Harlow Oil Co.
For many years, on the sadly neglected back side of Harlow I had a structure sitting there the 1/3rd of the way complete representing the Harlow Oil Co. the local distributor for Parrot Oil.
It began life as a Grant Line corrugated warehouse. The kit was put togeter pretty much as designed, except it was cut down at an angle to fit a triangular area between the raised track that services Runyon Hardware and Lumber, the Coal distributor, and if I ever build it, the Tannery.
Until last night it was just a shell, without windows or doors, and with just a shot of flat black and auto body primer to keep it feom looking plastic. I painted the building a dark Green, consistent with the Parrot Oil theme, and painted the doors and trim in Yellow.
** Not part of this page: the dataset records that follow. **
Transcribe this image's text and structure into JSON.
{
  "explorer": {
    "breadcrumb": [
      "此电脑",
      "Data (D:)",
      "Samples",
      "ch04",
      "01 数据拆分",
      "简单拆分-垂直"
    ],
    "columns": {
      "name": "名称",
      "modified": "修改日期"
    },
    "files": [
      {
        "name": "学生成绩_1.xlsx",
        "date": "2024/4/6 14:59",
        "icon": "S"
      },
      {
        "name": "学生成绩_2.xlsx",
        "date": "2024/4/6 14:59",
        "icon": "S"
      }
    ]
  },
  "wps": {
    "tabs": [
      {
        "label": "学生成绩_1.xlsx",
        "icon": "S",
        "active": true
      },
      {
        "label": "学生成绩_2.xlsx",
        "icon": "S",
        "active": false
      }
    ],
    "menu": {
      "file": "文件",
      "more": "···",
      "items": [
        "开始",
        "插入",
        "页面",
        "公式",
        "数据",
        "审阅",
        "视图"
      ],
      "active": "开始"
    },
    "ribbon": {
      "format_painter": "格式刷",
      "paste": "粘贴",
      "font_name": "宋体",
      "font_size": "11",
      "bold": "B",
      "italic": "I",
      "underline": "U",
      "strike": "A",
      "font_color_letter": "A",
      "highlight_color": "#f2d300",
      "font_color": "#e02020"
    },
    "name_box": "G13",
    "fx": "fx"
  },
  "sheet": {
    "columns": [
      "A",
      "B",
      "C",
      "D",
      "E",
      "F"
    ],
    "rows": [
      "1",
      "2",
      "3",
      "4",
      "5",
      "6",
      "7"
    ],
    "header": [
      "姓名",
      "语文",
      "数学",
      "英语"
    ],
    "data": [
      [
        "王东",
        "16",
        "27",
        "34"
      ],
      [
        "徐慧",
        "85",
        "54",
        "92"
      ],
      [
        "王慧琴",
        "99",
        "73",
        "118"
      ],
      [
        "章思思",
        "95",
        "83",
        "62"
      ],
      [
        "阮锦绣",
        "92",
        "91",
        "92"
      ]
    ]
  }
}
I'm up very early this AM, but the torrential downpour is preventing me from removing any more clapboard off my bathroom wall. Serious errors were made when my house was kitbashed into a house with a bathroom, so I am returning it to the house with a back porch, and starting completely over with the bathroom, hoping to build a wall that will actually keep the wind and the rain out. Having a little weather related construction break, I painted the Parrot Oil logo on the side of the building. This is about the perfect size for the logo. any smaller the details get hard to put on, any larger, and I have to struggle against the temptation to add more detail; but painting the logo on a corrugated surface was a challenge.
Still to go I need to build and paint a sign for up on the roof, and do logos and possible lettering on the two horizontal Oil storage tanks which, along with the one in Crooked Creek, were robbed from a Wather's kit. I still need to build a Distributor for up in Ridgemont, with the complication of having facilities to transfer oil to a narrow gauge tank car as well.
Meanwhile back in Harlow, once the Harlow Oil Co. is spruced up, I need to go to work on the Runyon Lumber & Hardware building , the coal distributor and the Mars Hotel, to get the back side of Harlow spruced up.
I'm still studying the river trying to plan a dock for the steamboat, and cursing myself for not planning a siding more convenient to It. I guess they will have to use the Waterworks's siding, which used to go to a biscuit Co, that was sacrificed to add the edge of a mountain, which brings Harlow into the mountains, and helps make it look like a smaller town.
In the photo, the wood just above the building in the photo is the stringer for the bridge that I am building for the club layout that is going to go over the log pond and lead to the Cumberland #1 mine ( Got to get down to the Cumberland Mine!- yet another Grateful Dead reference).